Walking: New Guides to walking the Camino
January 6, 2009
New Guides to walking the Camino – A life changing experience for times of profound change
In their search for a deeper meaning to life and to balance the stress and anxiety of western lifestyles, increasing numbers of people today are taking time out to go on a pilgrimage. Findhorn Press is launching three newly revised guides to the Caminos, Europe’s oldest pilgrimage routes, to support the pilgrims.
Camino expert and author John Brierley says, “We are in the middle of a huge questioning of the Western secular worldview and there’s a deep hunger for direct spiritual experience. Walking the Camino opens up a unique space that allows people an opportunity for profound personal transformation.”
The Camino has been changing people’s lives for over a thousand years. And John should know, after he first walked the Camino aged 39, the experience led him to re-evaluate his career and life choices, leaving the corporate world for a life of dedication to the inner journey of life.
These newly revised expert guides cover three of the most popular and beautiful routes, guiding the pilgrim through the ‘outer’ as well as the ‘inner’ journey‚ of the Camino.
The guides include:
1. A Pilgrim’s Guide to the Camino de Santiago, stunningly beautiful and deeply transformative, this centuries old route is the most popular Christian pilgrimage anywhere in the world, from St Jean de Port in the foothills of the French Pyrenees to the fabled city of Santiago de Compostela. This route was popularized by Shirley MacLaine’s book, ‘The Camino’ and launched Paulo Coelho’s writing career with the publication of his experiences along the Camino, in his first novel, ‘The Pilgrimage’.

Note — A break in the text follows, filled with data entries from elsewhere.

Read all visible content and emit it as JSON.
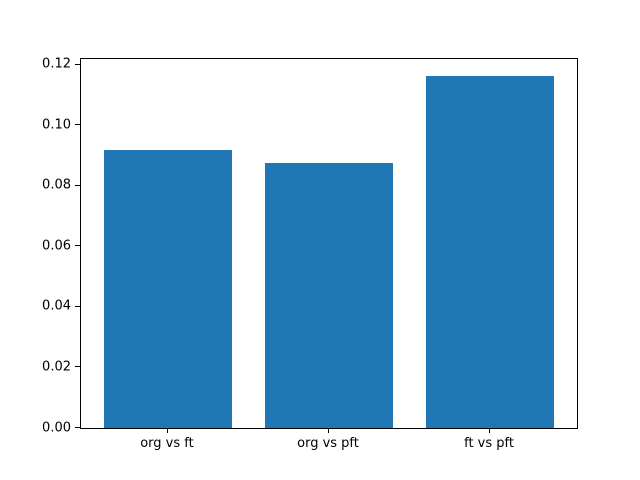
{
  "chart_data": {
    "type": "bar",
    "categories": [
      "org vs ft",
      "org vs pft",
      "ft vs pft"
    ],
    "values": [
      0.0918,
      0.0875,
      0.1162
    ],
    "title": "",
    "xlabel": "",
    "ylabel": "",
    "ylim": [
      0,
      0.1219
    ],
    "xlim": [
      -0.54,
      2.54
    ],
    "bar_width": 0.8,
    "bar_positions": [
      0,
      1,
      2
    ],
    "yticks": [
      0.0,
      0.02,
      0.04,
      0.06,
      0.08,
      0.1,
      0.12
    ],
    "ytick_labels": [
      "0.00",
      "0.02",
      "0.04",
      "0.06",
      "0.08",
      "0.10",
      "0.12"
    ],
    "bar_color": "#1f77b4",
    "axis_color": "#000000",
    "background_color": "#ffffff",
    "grid": false,
    "legend": null
  }
}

2. A Pilgrim’s Guide to the Camino Portugués, there are many pilgrim paths to Santiago, but there is none more soulful and significant than the Camino Portugués, connected to the life and teachings of St James.
3. A Pilgrim’s Guide to the Camino Fisterra, covers the lesser known walk from Santiago to the ocean, into a region once known as the ‘End of the World’ rich with Druidic sites and legends about St James and Jesus.
Spanning historical and religious divides the Camino appeals to people of every persuasion or none, Christian, Muslim, Jewish, atheist, agnostic, even sceptics who know instinctively that something in life needs changing, and that means changing themselves. In recent years there has been a tenfold increase in people walking the Camino.